Nada. As primeiras medidas que o Governo tomou no ano passado, logo em março, foram as que se justificavam naquela altura e o Governo, nessa época, esteve bem. Anunciou aquelas medidas na perspetiva que, ao fim de três meses, tudo estaria resolvido. Como não acabou aí e até piorou, o Governo em vez de reforçar e renovar as medidas, como já se sabia que ia demorar muito mais tempo, aprovou medidas na perspetiva da retoma progressiva como se houvesse retoma. E anunciou medidas para todos os setores de atividade, sem ter em conta a especificidade de cada um dos setores. Em outros setores é verdade que há quebras. Mas foram quebras de 20%, 30% ou 40%, no entanto, continuaram a laborar, continuaram a exercer a sua atividade. No turismo houve uma quebra total. 

Chamou a atenção para a abertura dos campos de golfe, que continuam fechados apesar de ser considerado seguro. Temos um parecer da secretária de Estado que diz que podem reabrir a partir do dia 5 de abril.  Peca por tardio?

Vão reabrir, mas as fronteiras estão fechadas. Como é que as pessoas vêm cá? É melhor que nada mas só dá para os residentes. O Algarve tem uma comunidade estrangeira residente importante porque há muitos que optaram por ficar cá, reformados ingleses… Os campos têm custos de manutenção fixos e não é por as pessoas não jogarem que não têm custos. Não podem fechar, virar as costas e depois quando abrirem aquilo está tudo em condições. Não pode ser. As relvas não serem tratadas, as manutenções não serem feitas não dá condições e isso não está a ser assegurado.

Em relação ao Grande Prémio da Fórmula 1. No ano passado houve uma grande polémica por causa de distância entre o público e este ano vai ser à porta fechada. Era importante para o turismo ter esta prova de porta aberta?
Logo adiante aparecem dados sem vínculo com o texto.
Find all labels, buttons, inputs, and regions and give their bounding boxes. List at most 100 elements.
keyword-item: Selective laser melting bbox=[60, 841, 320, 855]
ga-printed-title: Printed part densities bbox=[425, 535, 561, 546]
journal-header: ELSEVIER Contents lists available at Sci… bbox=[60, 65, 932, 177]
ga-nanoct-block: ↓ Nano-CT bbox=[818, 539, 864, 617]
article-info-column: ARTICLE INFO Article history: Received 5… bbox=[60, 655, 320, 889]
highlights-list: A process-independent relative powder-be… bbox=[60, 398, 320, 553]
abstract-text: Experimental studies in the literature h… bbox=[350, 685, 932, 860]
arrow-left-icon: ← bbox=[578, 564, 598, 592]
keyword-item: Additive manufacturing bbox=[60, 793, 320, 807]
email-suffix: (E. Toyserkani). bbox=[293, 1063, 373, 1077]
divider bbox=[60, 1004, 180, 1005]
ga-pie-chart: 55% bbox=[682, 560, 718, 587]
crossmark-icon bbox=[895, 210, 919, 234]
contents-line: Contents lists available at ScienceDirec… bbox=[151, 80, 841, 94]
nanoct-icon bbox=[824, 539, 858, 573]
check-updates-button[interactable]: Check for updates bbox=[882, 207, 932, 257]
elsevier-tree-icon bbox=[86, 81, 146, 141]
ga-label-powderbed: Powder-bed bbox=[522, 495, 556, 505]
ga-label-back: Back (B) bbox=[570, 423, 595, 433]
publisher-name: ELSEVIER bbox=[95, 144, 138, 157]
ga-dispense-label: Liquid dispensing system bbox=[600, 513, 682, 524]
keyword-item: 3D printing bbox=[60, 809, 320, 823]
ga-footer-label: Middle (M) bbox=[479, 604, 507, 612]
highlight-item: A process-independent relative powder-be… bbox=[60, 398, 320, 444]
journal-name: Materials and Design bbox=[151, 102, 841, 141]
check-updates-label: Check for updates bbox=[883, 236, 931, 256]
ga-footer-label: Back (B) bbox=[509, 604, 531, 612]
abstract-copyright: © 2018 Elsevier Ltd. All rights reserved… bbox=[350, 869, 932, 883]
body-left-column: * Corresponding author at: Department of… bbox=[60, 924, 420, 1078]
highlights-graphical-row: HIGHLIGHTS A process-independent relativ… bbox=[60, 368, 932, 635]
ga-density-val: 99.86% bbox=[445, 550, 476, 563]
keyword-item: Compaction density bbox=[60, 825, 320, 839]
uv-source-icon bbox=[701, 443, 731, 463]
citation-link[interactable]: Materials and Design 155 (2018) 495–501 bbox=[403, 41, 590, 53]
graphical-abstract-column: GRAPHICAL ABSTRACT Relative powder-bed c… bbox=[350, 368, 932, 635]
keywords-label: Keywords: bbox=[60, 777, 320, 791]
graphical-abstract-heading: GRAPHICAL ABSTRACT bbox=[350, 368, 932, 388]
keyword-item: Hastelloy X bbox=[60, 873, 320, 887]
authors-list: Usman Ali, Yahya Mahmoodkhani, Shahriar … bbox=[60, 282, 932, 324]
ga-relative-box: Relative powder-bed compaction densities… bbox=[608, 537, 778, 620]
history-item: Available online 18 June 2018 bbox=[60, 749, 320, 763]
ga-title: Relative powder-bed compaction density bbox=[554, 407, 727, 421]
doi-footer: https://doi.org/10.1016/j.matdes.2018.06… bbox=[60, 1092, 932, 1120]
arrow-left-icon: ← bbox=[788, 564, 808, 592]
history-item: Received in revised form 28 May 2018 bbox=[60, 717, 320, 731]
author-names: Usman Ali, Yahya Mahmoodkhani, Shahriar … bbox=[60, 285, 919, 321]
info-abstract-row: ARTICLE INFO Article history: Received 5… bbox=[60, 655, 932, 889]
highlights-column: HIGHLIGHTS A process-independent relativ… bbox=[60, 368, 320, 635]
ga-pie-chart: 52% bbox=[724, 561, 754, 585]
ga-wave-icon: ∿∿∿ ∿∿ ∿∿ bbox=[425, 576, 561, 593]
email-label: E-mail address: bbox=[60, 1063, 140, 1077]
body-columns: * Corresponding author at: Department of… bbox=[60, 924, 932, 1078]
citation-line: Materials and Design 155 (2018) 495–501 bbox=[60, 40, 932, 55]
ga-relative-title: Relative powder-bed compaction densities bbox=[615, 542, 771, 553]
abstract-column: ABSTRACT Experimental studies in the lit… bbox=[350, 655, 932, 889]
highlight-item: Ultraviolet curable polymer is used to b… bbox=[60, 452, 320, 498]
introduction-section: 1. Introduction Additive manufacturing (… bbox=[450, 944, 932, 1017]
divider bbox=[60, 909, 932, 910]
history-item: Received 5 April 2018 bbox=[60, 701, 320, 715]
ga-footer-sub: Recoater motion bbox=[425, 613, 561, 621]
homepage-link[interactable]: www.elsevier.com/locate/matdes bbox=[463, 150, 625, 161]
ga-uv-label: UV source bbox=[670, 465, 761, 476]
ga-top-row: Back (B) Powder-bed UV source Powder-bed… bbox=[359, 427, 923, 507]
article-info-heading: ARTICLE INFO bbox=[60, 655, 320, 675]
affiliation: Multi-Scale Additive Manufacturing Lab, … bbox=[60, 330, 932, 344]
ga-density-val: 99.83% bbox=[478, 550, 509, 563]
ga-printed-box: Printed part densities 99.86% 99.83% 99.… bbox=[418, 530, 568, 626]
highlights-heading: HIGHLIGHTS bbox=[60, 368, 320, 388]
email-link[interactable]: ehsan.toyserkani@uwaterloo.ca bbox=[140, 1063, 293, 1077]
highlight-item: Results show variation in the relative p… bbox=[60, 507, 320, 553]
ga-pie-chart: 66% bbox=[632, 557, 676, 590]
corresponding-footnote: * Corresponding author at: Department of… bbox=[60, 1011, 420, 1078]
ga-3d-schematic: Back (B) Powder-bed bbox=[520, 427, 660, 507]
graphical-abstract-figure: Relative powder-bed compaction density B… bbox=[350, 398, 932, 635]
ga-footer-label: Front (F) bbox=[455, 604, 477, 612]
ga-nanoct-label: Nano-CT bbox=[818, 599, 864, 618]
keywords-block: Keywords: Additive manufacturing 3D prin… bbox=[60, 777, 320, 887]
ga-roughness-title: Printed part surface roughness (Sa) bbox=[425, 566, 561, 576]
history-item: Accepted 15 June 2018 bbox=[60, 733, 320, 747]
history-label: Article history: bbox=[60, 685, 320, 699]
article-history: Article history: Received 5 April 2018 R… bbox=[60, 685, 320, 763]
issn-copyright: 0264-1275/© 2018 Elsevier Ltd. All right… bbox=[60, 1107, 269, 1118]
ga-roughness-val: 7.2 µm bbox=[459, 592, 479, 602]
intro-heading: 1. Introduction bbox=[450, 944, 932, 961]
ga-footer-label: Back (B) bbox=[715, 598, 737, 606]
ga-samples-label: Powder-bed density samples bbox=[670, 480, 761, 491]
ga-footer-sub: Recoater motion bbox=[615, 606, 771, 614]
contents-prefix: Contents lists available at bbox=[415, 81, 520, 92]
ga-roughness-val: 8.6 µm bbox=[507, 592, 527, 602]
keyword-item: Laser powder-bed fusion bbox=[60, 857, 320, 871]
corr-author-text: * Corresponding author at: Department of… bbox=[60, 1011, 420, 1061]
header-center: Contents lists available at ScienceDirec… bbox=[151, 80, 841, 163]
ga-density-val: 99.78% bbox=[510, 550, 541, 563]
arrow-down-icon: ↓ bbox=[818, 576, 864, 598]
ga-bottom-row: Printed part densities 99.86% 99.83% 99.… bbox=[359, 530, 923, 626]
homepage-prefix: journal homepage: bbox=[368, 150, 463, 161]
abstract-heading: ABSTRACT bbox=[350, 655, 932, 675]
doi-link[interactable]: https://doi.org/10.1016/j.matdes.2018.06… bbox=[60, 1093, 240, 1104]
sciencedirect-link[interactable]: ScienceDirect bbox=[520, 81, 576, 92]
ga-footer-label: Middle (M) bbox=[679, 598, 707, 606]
Estes eventos são necessários em situações normais. Além de atraírem turistas, depois têm uma grande cobertura mediática internacional e funcionam como meios de promoção e divulgação do destino. Portanto, numa situação normal, já têm uma importância acrescida e no caso do Algarve – porque a nossa maior fraqueza é a sazonalidade – estes eventos, se decorrerem nos períodos de menor procura, cumprem esses objetivos. No ano passado, o evento não tinha garantias de continuidade, mas foi possível realizar mais este ano, no entanto, não tem garantias de de continuidade. Era importante que estes eventos fossem negociados para cinco ou seis anos. Ou seja, períodos de alguma duração. Os investimentos são sempre muito significativos e não podem ser feitos apenas por um ano. Têm de ser feitos sempre na perspetiva de ter no horizonte alguma duração para que depois tragam contrapartidas interessantes. No ano passado não se tive conhecimento de terem existido focos de infeção. Mas se fosse primeiro-ministro também teria muita dificuldade no contexto atual dizer aquilo podia ter ou não público. Mas o que sei é que não pode haver dois pesos e duas medidas. Diz-se que o Prémio da Fórmula 1 não pode ter público, o futebol também não, mas depois diz-se que outros podem. É o caso dos cinemas, dos teatros… Isso já me parece falta de coerência nas decisões. O que vai acontecer este ano é a perspetiva de aproveitarmos a cobertura mediática do evento, a promoção da região, mas nada mais. Estes eventos justificam-se se estiverem garantidos a continuidade nos anos vindouros. E isso não sei se está, aliás, penso que não estará. Parece que ‘como ninguém quis realizar, vai para ali’… Depois isto melhora e os outros já estão em condições de organizar e então volta novamente para os outros. Isso parece-me um pouco desajustado. Tinha de haver algum cuidado na negociação de forma a que pudéssemos garantir a continuidade.